SUMMARY
The functions sin²(x), cos²(x), and cos(2x) are linearly independent. This conclusion is reached by demonstrating that the only solution to the linear combination a*sin²(x) + b*cos²(x) + c*cos(2x) = 0 is the trivial solution where a = b = c = 0. Additionally, the Wronskian determinant of these functions is calculated to be non-zero, further confirming their linear independence. The Wronskian is defined as W(sin²(x), cos²(x), cos(2x)) = 4sin(2x)cos(2x), which is non-zero for all x.
PREREQUISITES
- Understanding of linear combinations of functions
- Familiarity with trigonometric identities, specifically cos²(x) = 1 - sin²(x)
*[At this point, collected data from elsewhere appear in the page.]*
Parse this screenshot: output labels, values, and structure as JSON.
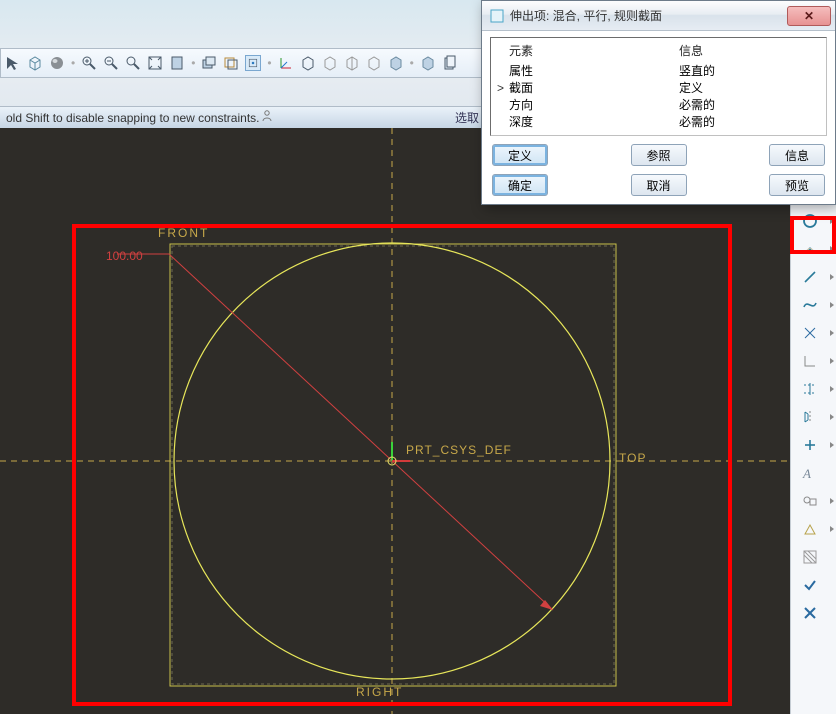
{
  "hint": {
    "text": "old Shift to disable snapping to new constraints.",
    "select_label": "选取"
  },
  "viewport": {
    "dim_value": "100.00",
    "label_front": "FRONT",
    "label_right": "RIGHT",
    "label_top": "TOP",
    "csys_label": "PRT_CSYS_DEF"
  },
  "dialog": {
    "title": "伸出项: 混合, 平行, 规则截面",
    "headers": {
      "elements": "元素",
      "info": "信息"
    },
    "rows": [
      {
        "mark": "",
        "name": "属性",
        "info": "竖直的"
      },
      {
        "mark": ">",
        "name": "截面",
        "info": "定义"
      },
      {
        "mark": "",
        "name": "方向",
        "info": "必需的"
      },
      {
        "mark": "",
        "name": "深度",
        "info": "必需的"
      }
    ],
    "buttons": {
      "define": "定义",
      "ref": "参照",
      "info": "信息",
      "ok": "确定",
      "cancel": "取消",
      "preview": "预览"
    }
  },
  "right_tools": [
    "rectangle-icon",
    "circle-icon",
    "point-icon",
    "line-icon",
    "spline-icon",
    "delete-point-icon",
    "corner-icon",
    "trim-horiz-icon",
    "mirror-icon",
    "plus-icon",
    "text-icon",
    "sketch-group-icon",
    "palette-icon",
    "hatch-icon",
    "check-icon",
    "close-icon"
  ],
  "toolbar_icons": [
    "select-arrow-icon",
    "cube-wire-icon",
    "sphere-icon",
    "zoom-in-icon",
    "zoom-out-icon",
    "zoom-window-icon",
    "zoom-fit-icon",
    "sheet-icon",
    "layers-icon",
    "planes-icon",
    "view-dot-icon",
    "csys-icon",
    "cube-icon",
    "box-icon",
    "box2-icon",
    "box3-icon",
    "box4-icon",
    "box5-icon",
    "docs-icon"
  ]
}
- Knowledge of the Wronskian determinant and its significance in linear independence
- Basic calculus, including differentiation of trigonometric functions
NEXT STEPS
- Study the properties and applications of the Wronskian determinant in linear algebra
- Explore trigonometric identities and their proofs in depth
- Learn about linear independence in the context of function spaces
- Investigate other methods for proving linear independence of functions
USEFUL FOR
Students and educators in mathematics, particularly those focusing on linear algebra and trigonometry, as well as anyone interested in understanding the linear independence of trigonometric functions.